The Story 故事

原文:

赣州士人胡氏子,读书山寺中。夜半有女子叩门,自言同乡,避乱至此。胡生纳之。女慧而美,善诗词,与胡生唱和。居半载,胡生渐觉其异:冬月不寒,夜行不惧,偶见月光下无影。诘之,女泣曰:"妾实狐也,慕君才学,故来相就。今事露,不敢复留。"胡生不忍,曰:"人狐何异?但得真情足矣。"女遂留,后不知所终。

A young scholar surnamed Hu was studying in a mountain temple. At midnight a woman came to his door, claiming to be from his hometown, fleeing from bandits. Hu took her in.

The woman was clever and beautiful. She composed poetry, and the two exchanged verses through the seasons. After six months, Hu began to notice oddities: she was never cold in winter, never afraid of the dark, and one moonlit night he saw that she cast no shadow.

He confronted her. She wept.

"I am a fox," she said. "I admired your talent, so I came to be near you. Now that you know, I cannot stay."

Hu could not bear to let her go. "What difference does it make — human or fox?" he said. "As long as the feeling is real, that is enough."

She stayed. No one knows how the story ended.

文化注释 Cultural Note The "fox scholar" (狐书生) is one of the most beloved archetypes in Chinese supernatural fiction. Unlike Western werewolves or shapeshifters, Chinese fox spirits (狐狸精) are not inherently evil — they are lonely, long-lived creatures who crave human connection. The detail about the missing shadow is classic: in Chinese folklore, spirits and demons cannot cast shadows because they lack substance. Hu's response — "人狐何异" ("what difference between human and fox?") — is a radical statement for its time, prioritizing emotional truth over ontological category.

The Fox in Chinese Lore 中国文化中的狐

Fox spirits occupy a unique position in Chinese mythology. They are yao (妖) — anomalous beings that have lived long enough to acquire power and intelligence. A fox that lives a hundred years can transform into a woman; a thousand years, into a celestial being. The fox is not a monster but an aspirant: a creature striving to become something more than what it was born.

In the Yijian Zhi, fox spirits are often more sympathetic than the humans they encounter.

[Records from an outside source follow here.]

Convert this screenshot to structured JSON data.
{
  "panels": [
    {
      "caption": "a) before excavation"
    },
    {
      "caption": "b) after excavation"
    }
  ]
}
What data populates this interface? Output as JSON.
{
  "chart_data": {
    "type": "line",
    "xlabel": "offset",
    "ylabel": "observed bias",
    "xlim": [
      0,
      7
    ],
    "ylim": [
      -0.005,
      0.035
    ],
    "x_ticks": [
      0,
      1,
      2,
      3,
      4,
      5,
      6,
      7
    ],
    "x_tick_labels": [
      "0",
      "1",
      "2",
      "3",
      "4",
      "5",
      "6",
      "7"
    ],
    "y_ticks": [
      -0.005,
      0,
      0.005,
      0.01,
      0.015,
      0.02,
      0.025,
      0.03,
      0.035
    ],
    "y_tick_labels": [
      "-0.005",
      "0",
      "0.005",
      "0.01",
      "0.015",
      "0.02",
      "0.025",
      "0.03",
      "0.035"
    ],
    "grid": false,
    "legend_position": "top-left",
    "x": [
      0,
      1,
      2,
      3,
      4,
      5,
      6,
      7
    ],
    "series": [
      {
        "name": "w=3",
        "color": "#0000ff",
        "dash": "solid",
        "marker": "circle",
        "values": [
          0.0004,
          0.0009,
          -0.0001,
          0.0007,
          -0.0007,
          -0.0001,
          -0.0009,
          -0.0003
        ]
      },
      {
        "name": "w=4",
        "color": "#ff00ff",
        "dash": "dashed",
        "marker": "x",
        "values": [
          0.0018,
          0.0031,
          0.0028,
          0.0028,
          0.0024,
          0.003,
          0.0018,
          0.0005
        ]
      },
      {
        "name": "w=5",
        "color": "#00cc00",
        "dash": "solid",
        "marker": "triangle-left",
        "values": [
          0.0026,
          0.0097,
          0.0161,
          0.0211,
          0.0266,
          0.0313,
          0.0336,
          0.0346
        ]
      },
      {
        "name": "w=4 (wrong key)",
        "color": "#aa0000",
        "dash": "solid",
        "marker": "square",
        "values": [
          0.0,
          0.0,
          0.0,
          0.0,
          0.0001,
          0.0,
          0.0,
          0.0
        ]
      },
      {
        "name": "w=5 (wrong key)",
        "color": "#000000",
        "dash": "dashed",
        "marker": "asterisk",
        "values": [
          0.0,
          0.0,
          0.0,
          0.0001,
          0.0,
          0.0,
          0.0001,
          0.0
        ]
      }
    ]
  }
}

They are loyal where humans are fickle, honest where humans deceive, and brave where humans cower. Hong Mai's fox tales are, at their heart, stories about what it means to be truly human — told through the eyes of those who are not.

文化注释 Cultural Note The character 胡 (Hu) in the title is a pun: it means both a common surname and "foreign" or "barbarian." The fox woman's surname — if she has one — is the same as the scholar's, collapsing the distinction between self and other, human and animal, familiar and strange. This kind of wordplay is characteristic of Hong Mai's narrative craft.